Esta é uma diferença essencial entre o mundo da ciência natural e o
mundo da ciência social. Nas ciências naturais, seus profissionais estão sempre fazendo experimentos em laboratório,
observando e analisando como reagem coisas externas a nós; nas ciências
sociais, investigamos as ideias que outros indivíduos têm, investigamos como
agem e o que fazem — ou seja, investigamos seus objetivos e os meios
utilizados para alcançarem estes objetivos.
Em
seu livro The Counter
Revolution of Science, Hayek fornece o seguinte exemplo: um cosmético,
como um creme de rosto, não é um cosmético por causa de seu composto químico
(os elementos descritos em seu rótulo); ele é um cosmético porque determinados
seres humanos, homens e mulheres, acreditam
que esse creme que passam em seu rosto todas as noites possui uma utilidade —
acreditam que fará bem à sua pele, revigorando-a para o dia seguinte, reduzindo
as rugas etc. O creme pode muito bem não
ter eficácia nenhuma, mas não importa; basta que um indivíduo acredite que o
creme lhe trará um benefício para que aquele composto de produtos químicos
passa a ser visto como um cosmético. Em
termos econômicos, esse cosmético não é classificado de acordo com seu composto
químico, mas sim de acordo com a ideia
que outros têm a respeito dele; de acordo com a maneira como elas acreditam que
esse cosmético irá servir para elas alcançarem um determinado fim.
O
cosmético, portanto, é um meio para
se alcançar um objetivo (uma pele revigorada).

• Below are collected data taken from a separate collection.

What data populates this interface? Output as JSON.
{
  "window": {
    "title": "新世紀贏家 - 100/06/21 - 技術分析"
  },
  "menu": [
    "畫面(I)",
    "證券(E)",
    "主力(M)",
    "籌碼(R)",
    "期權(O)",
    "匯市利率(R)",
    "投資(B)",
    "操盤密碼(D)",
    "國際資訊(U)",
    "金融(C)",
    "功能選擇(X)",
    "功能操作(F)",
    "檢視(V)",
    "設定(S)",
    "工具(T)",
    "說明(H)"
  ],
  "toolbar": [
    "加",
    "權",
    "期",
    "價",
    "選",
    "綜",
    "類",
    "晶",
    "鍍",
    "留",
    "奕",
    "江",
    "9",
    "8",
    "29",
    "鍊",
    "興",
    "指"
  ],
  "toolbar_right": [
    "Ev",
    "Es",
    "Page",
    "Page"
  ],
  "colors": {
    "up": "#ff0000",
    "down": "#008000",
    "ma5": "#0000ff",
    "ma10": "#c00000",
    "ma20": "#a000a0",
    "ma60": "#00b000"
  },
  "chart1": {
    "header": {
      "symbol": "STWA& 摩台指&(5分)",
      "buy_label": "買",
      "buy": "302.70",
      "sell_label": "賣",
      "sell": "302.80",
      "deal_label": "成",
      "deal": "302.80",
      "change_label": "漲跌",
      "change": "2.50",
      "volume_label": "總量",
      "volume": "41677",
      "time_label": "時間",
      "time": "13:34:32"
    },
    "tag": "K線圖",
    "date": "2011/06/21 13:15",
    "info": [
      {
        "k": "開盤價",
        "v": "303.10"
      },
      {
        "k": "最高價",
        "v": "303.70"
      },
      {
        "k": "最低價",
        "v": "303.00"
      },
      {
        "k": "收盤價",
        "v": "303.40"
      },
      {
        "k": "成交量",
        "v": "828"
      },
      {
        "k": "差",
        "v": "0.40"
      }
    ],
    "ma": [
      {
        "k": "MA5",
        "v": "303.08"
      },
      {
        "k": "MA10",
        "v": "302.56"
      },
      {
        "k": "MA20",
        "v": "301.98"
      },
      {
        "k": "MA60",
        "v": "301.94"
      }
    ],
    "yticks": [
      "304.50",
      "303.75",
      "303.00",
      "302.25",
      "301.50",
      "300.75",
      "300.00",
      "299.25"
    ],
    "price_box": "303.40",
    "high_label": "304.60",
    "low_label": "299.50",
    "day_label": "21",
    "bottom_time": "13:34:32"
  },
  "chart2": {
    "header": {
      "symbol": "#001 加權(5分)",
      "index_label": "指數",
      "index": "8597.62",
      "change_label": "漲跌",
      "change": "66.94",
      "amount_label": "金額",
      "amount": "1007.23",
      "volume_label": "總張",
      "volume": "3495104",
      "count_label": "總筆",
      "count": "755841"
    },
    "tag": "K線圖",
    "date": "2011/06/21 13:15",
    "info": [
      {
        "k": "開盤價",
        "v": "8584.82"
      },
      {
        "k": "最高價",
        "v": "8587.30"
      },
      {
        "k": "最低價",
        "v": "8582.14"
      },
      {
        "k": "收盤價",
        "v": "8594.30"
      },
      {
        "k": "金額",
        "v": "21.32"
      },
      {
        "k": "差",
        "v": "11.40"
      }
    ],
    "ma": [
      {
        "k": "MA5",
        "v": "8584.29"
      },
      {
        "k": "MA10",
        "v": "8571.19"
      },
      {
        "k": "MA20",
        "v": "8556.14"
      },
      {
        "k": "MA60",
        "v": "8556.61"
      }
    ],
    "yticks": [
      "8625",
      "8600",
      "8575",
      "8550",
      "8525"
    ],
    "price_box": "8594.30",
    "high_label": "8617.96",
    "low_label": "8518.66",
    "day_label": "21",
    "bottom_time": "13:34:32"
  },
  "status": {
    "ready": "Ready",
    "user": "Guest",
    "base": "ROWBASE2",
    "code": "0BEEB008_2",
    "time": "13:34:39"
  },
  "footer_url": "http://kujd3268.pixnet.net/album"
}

Como todo meio, ele possui a sua utilidade. A utilidade é a valoração subjetiva que um
indivíduo dá a um meio em função do valor (também subjetivo) do fim que ele
pode alcançar com aquele meio.
Um
exemplo que particularmente gosto de fornecer, pois ilustra esse princípio à
perfeição — e que virou curiosidade no YouTube —, é um vídeo em que rasgo uma
cédula de 10 euros.
Quem vê uma pessoa
rasgando uma cédula de dinheiro fica compungida não pelo composto de celulose e
tinta que foi rasgado, mas sim por inevitavelmente pensar em tudo aquilo que aquele pedaço de papel
poderia lhe propiciar. Isso
significa que aquela cédula é um meio
para se adquirir coisas de valor; é um meio para se alcançar múltiplos fins. Como todo meio, ela também possui uma utilidade.
Para
muitas pessoas, esta utilidade é extremamente alta, pois aquela cédula é um
meio necessário para que consigam se alimentar, se locomover ou mesmo para se
divertir indo ao cinema. A destruição de
uma cédula de dinheiro gera pesar em muitas pessoas justamente pelas ideias que elas têm a respeito dos
desejos que poderiam ser satisfeitos com aquela cédula. Ao rasgar uma cédula de papel, destruí algo
que a outra pessoa faz falta.
As
pessoas concedem uma categoria econômica à cédula não em função de seu composto
de celulose e tinta, mas sim em função das ideias
que podem satisfazer com aquela cédula, dos fins
que podem alcançar com aquela cédula. A
cédula, portanto, é um meio e seu valor é subjetivamente determinado por um
indivíduo de acordo com o contexto de sua ação.
Conclusão
A
ciência econômica, que é a ciência da ação humana, lida com as ideias que
outros seres humanos possuem a respeito do que fazem, do que querem alcançar, e
dos meios que utilizam para tal. Já as
ciências naturais lidam com coisa externas às relações e ações humanas. Embora esta última tenha a fama de ser
hermética e inalcançável para a maioria dos mortais, é a primeira que realmente
não pode de maneira alguma ser confiada a leigos, aventureiros, ou
idealistas. O estrago pode ser
irreversível para toda uma civilização.